Alibaba Group, the monstrous Chinese Internet company, has inked a deal that gives it more options for profiting from the future success of China’s Alipay payments company, according to a regulatory filing.
Under one scenario that still needs Chinese government approval, Alibaba can acquire a 33 percent stake in Alipay’s parent company, Small and Micro Financial Services Company.
In the event that the government does not approve a stake or Alibaba chooses not to acquire one, Alibaba will be due a minimum $9.375 billion payout if Alipay or its parent company go public, according to the filing. Under a previous agreement, the IPO payout due Alibaba would have fallen somewhere between $2 billion and $6 billion, but no higher.
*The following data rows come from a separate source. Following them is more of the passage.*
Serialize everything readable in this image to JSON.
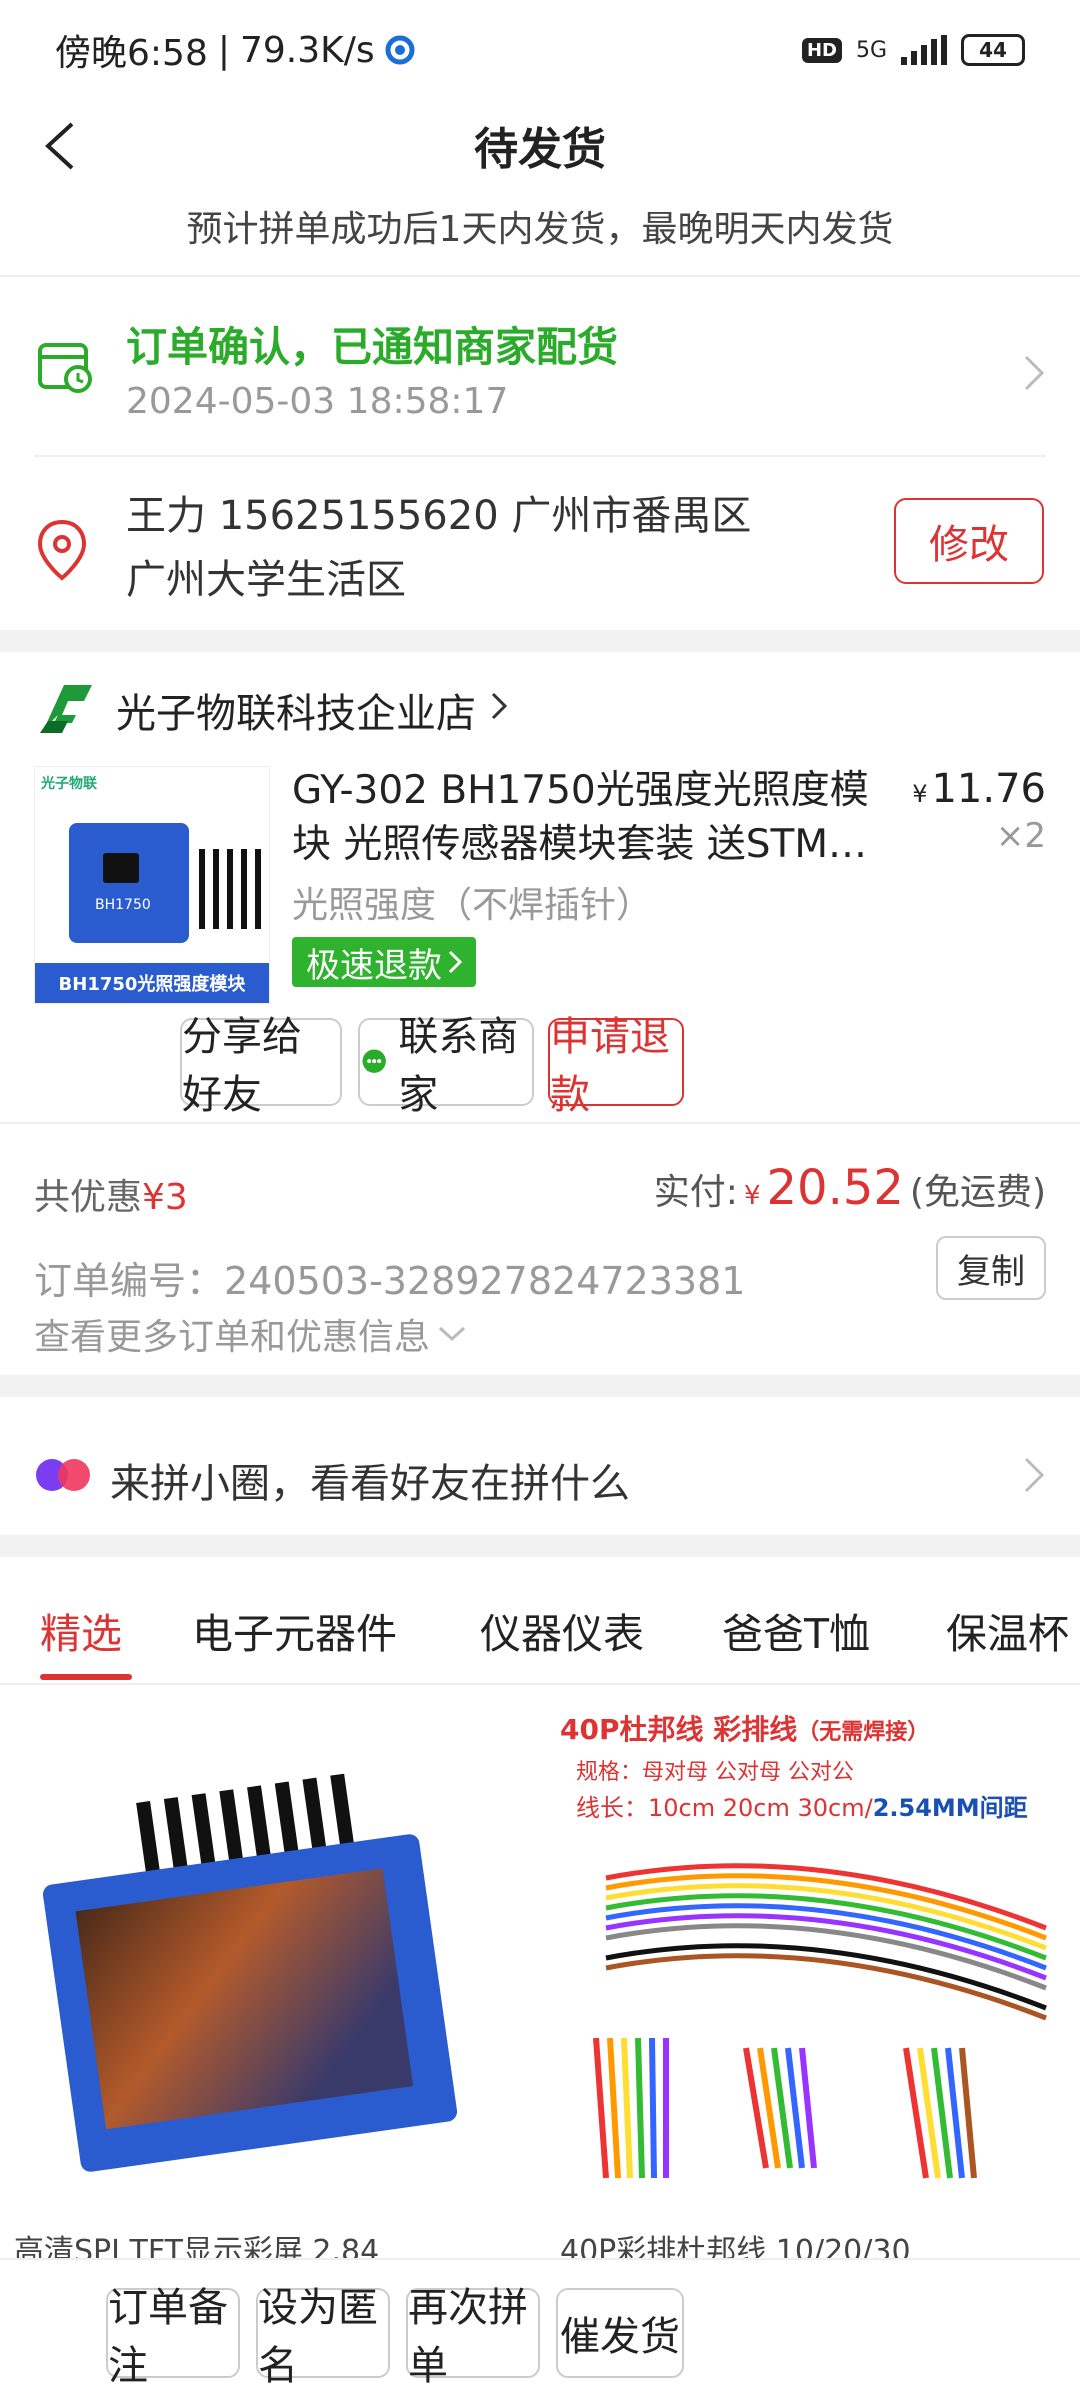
{
  "status_bar": {
    "time": "傍晚6:58",
    "speed": "79.3K/s",
    "hd": "HD",
    "network": "5G",
    "battery": "44"
  },
  "header": {
    "title": "待发货",
    "subtitle": "预计拼单成功后1天内发货，最晚明天内发货"
  },
  "order_status": {
    "text": "订单确认，已通知商家配货",
    "time": "2024-05-03 18:58:17"
  },
  "address": {
    "line1": "王力  15625155620  广州市番禺区",
    "line2": "广州大学生活区",
    "modify_label": "修改"
  },
  "shop": {
    "name": "光子物联科技企业店"
  },
  "product": {
    "title": "GY-302 BH1750光强度光照度模块 光照传感器模块套装 送STM…",
    "price_currency": "¥",
    "price": "11.76",
    "qty": "×2",
    "spec": "光照强度（不焊插针）",
    "refund_tag": "极速退款",
    "image_brand": "光子物联",
    "image_chip": "BH1750",
    "image_label": "BH1750光照强度模块"
  },
  "actions": {
    "share": "分享给好友",
    "contact": "联系商家",
    "refund": "申请退款"
  },
  "totals": {
    "discount_label": "共优惠",
    "discount_value": "¥3",
    "paid_label": "实付:",
    "paid_currency": "¥",
    "paid_amount": "20.52",
    "shipping_note": "(免运费)"
  },
  "order": {
    "number_label": "订单编号：",
    "number": "240503-328927824723381",
    "copy_label": "复制",
    "more_info": "查看更多订单和优惠信息"
  },
  "circle": {
    "text": "来拼小圈，看看好友在拼什么"
  },
  "tabs": [
    "精选",
    "电子元器件",
    "仪器仪表",
    "爸爸T恤",
    "保温杯"
  ],
  "recommend": {
    "left_meta": "高清SPI TFT显示彩屏 2.84",
    "right_title": "40P杜邦线 彩排线",
    "right_note": "（无需焊接）",
    "right_l2": "规格：母对母 公对母 公对公",
    "right_l3_a": "线长：10cm 20cm 30cm/",
    "right_l3_b": "2.54MM间距",
    "right_meta": "40P彩排杜邦线 10/20/30 "
  },
  "bottom": {
    "note": "订单备注",
    "anon": "设为匿名",
    "again": "再次拼单",
    "urge": "催发货"
  },
  "colors": {
    "accent_red": "#d33333",
    "green": "#2aab2a"
  }
}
“[T]he arrangements are structured with the aim of securing long-term economic participation in Small and Micro Financial Services Company, which we believe is in the best interests of our company and all of our shareholders,” Alibaba said in the filing. “The potential for long-term economic participation can come in the form of either a perpetual 37.5 percent profit share stream or a possible future direct equity interest.”
The reason for the financial arrangements between Alibaba and Alipay is tied to the complicated past between the two entities. Alibaba first created the Alipay digital payments service a decade ago to help build trust in its online marketplace. In 2011, it spun Alipay out into a separate business controlled by Alibaba Chairman Jack Ma so that it would comply with new Chinese government regulations.
Alibaba shareholders were unhappy with losing an important piece of Alibaba’s business. To appease investors, the e-commerce giant entered into commercial agreements with Alipay’s new parent company to recapture some of the lost value from the split. This new arrangement is meant to provide a bigger economic upside to Alibaba and its shareholders, including Yahoo and SoftBank.
Alibaba is also selling its small business lending division to Alipay’s parent company for $518 million.